Esta cuestión tiene, para mí, su importancia, pues desliga los atentados de la necesidad de ayudar a los países menos desarrollados a que salgan de su pobreza (también la intelectual), con ayudas en destino. Ese asunto no tiene ya nada que ver con el yihadismo: ahí los países occidentales han perdido, sí, la batalla. Los fanáticos que han encontrado en una sinrazón de imaginaria base islámica su punto de apoyo, no piensan ni actúan en términos de desarrollo, cultura, bienestar. En su caso, esos términos solo son de interés para sus dirigentes, para los que se ocultan detrás de las negras bambalinas del terror.
Finalmente, no me parce que se trate de un terrorismo islámico, en el sentido de exterior a las naciones occidentales. No lo es, desde luego, porque, como se encargan de poner de manifiesto los dirigentes de las comunidades musulmanas, ellas también sufren los efectos de los atentados y, por supuesto, su doctrina defiende la paz y el respeto al otro como corresponde a una religión evolucionada.
Los terroristas que actúan en nuestro territorio son nuestro problema, son nuestros fanáticos, son producto de la podredumbre que se ha incrustado en nuestra manera de segregar a los otros, a los que piensan distinto, a los que no disfrutan de las mismas opciones de bienestar, conocimiento y búsqueda de placeres que nosotros.
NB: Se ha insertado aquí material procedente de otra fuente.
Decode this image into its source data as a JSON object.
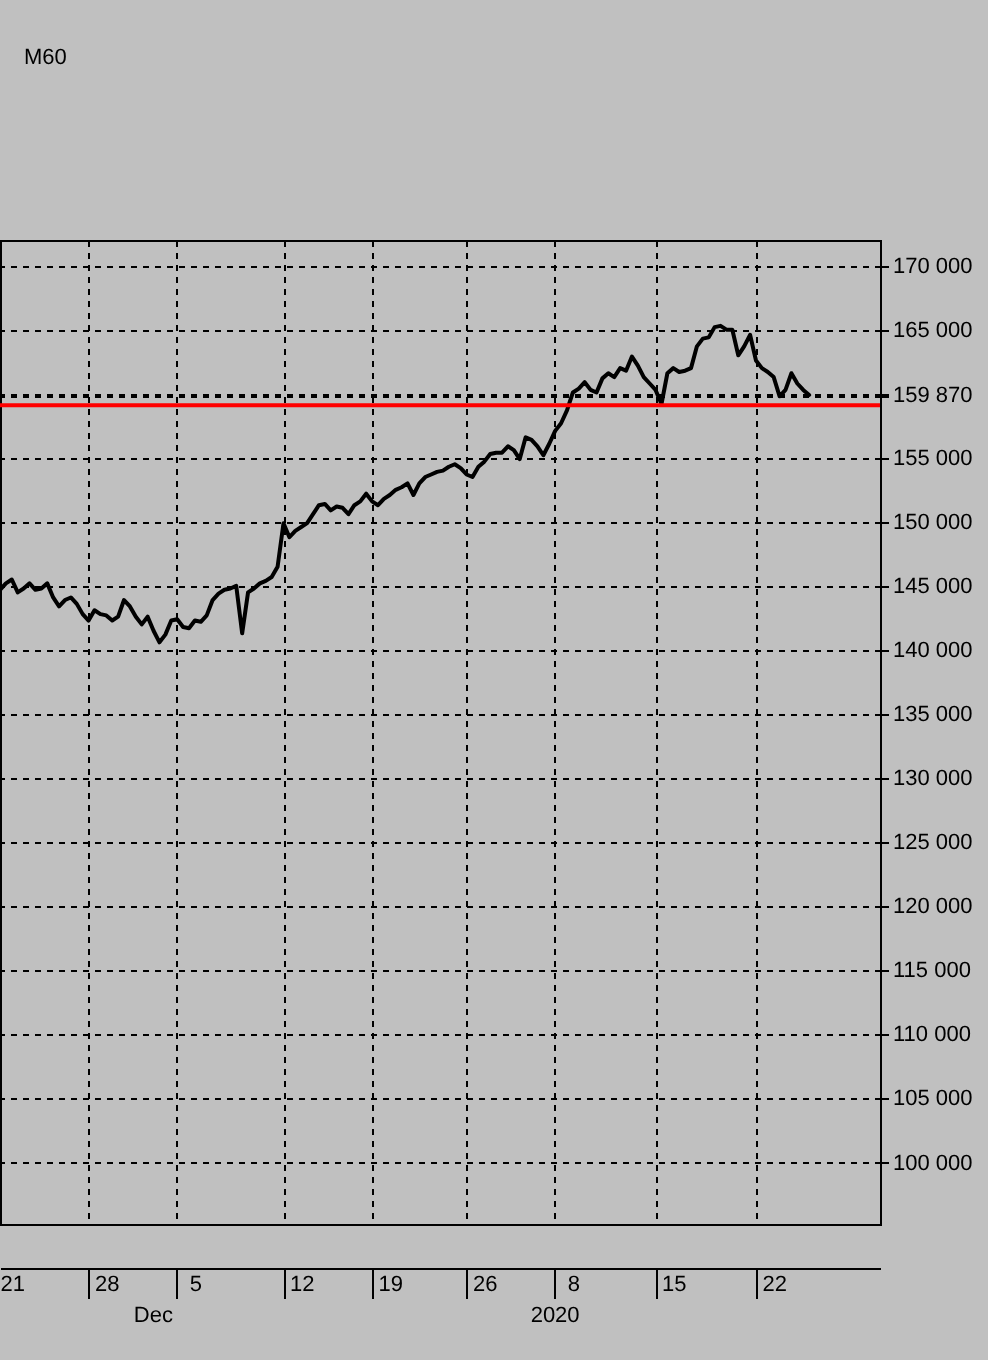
{
  "chart_data": {
    "type": "line",
    "categories": [
      null,
      null,
      "21",
      null,
      null,
      null,
      null,
      null,
      null,
      null,
      null,
      null,
      null,
      null,
      null,
      null,
      null,
      null,
      "28",
      null,
      null,
      null,
      null,
      null,
      null,
      null,
      null,
      null,
      null,
      null,
      null,
      null,
      null,
      "5",
      null,
      null,
      null,
      null,
      null,
      null,
      null,
      null,
      null,
      null,
      null,
      null,
      null,
      null,
      null,
      null,
      null,
      "12",
      null,
      null,
      null,
      null,
      null,
      null,
      null,
      null,
      null,
      null,
      null,
      null,
      null,
      null,
      "19",
      null,
      null,
      null,
      null,
      null,
      null,
      null,
      null,
      null,
      null,
      null,
      null,
      null,
      null,
      null,
      "26",
      null,
      null,
      null,
      null,
      null,
      null,
      null,
      null,
      null,
      null,
      null,
      null,
      null,
      null,
      "8",
      null,
      null,
      null,
      null,
      null,
      null,
      null,
      null,
      null,
      null,
      null,
      null,
      null,
      null,
      null,
      null,
      "15",
      null,
      null,
      null,
      null,
      null,
      null,
      null,
      null,
      null,
      null,
      null,
      null,
      null,
      null,
      null,
      null,
      "22",
      null,
      null,
      null,
      null,
      null,
      null,
      null,
      null,
      null,
      null,
      null,
      null,
      null,
      null,
      null,
      null,
      null,
      null
    ],
    "series": [
      {
        "color": "#000000",
        "values": [
          144700,
          145200,
          145500,
          144500,
          144800,
          145200,
          144700,
          144800,
          145200,
          144100,
          143400,
          143900,
          144100,
          143600,
          142800,
          142300,
          143100,
          142800,
          142700,
          142300,
          142600,
          143900,
          143400,
          142600,
          142000,
          142600,
          141500,
          140600,
          141200,
          142300,
          142400,
          141800,
          141700,
          142300,
          142200,
          142700,
          143900,
          144400,
          144700,
          144800,
          145000,
          141300,
          144500,
          144800,
          145200,
          145400,
          145700,
          146500,
          149900,
          148800,
          149300,
          149600,
          149900,
          150600,
          151300,
          151400,
          150900,
          151200,
          151100,
          150600,
          151300,
          151600,
          152200,
          151600,
          151300,
          151800,
          152100,
          152500,
          152700,
          153000,
          152100,
          153000,
          153500,
          153700,
          153900,
          154000,
          154300,
          154500,
          154200,
          153700,
          153500,
          154300,
          154700,
          155300,
          155400,
          155400,
          155900,
          155600,
          154900,
          156600,
          156400,
          155900,
          155200,
          156100,
          157100,
          157700,
          158700,
          160100,
          160400,
          160900,
          160300,
          160100,
          161200,
          161600,
          161300,
          162000,
          161800,
          162900,
          162200,
          161300,
          160800,
          160300,
          159200,
          161600,
          162000,
          161700,
          161800,
          162000,
          163700,
          164300,
          164400,
          165200,
          165300,
          165000,
          165000,
          163000,
          163700,
          164600,
          162600,
          162000,
          161700,
          161300,
          159800,
          160300,
          161600,
          160800,
          160300,
          159900,
          null,
          null,
          null,
          null,
          null,
          null,
          null,
          null,
          null,
          null,
          null,
          null
        ]
      }
    ],
    "ylim": [
      95200,
      172000
    ],
    "yticks": [
      {
        "value": 100000,
        "label": "100 000"
      },
      {
        "value": 105000,
        "label": "105 000"
      },
      {
        "value": 110000,
        "label": "110 000"
      },
      {
        "value": 115000,
        "label": "115 000"
      },
      {
        "value": 120000,
        "label": "120 000"
      },
      {
        "value": 125000,
        "label": "125 000"
      },
      {
        "value": 130000,
        "label": "130 000"
      },
      {
        "value": 135000,
        "label": "135 000"
      },
      {
        "value": 140000,
        "label": "140 000"
      },
      {
        "value": 145000,
        "label": "145 000"
      },
      {
        "value": 150000,
        "label": "150 000"
      },
      {
        "value": 155000,
        "label": "155 000"
      },
      {
        "value": 159870,
        "label": "159 870"
      },
      {
        "value": 160000,
        "label": null
      },
      {
        "value": 165000,
        "label": "165 000"
      },
      {
        "value": 170000,
        "label": "170 000"
      }
    ],
    "grid": true,
    "ref_lines": [
      {
        "axis": "y",
        "value": 159100,
        "color": "#ff0000"
      }
    ],
    "annotations": [
      "Dec",
      "2020",
      "M60"
    ]
  }
}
No son terroristas islámicos, aunque les demos ese nombre, para tranquilizarnos. Son terroristas producto de nuestra sociedad, de nuestro credo. Y los tenemos, por tanto, que combatir en nuestro territorio. Sin ir más lejos.
(1) Quiero destacar un cierto parecido con el perfil de esos jóvenes enajenados que, armas en ristre, se lanzan a disparar contra sus antiguos compañeros de escuela, maestros o quienes paseen por delante de sus ventanas, en la muy civilizada nación norteamericana.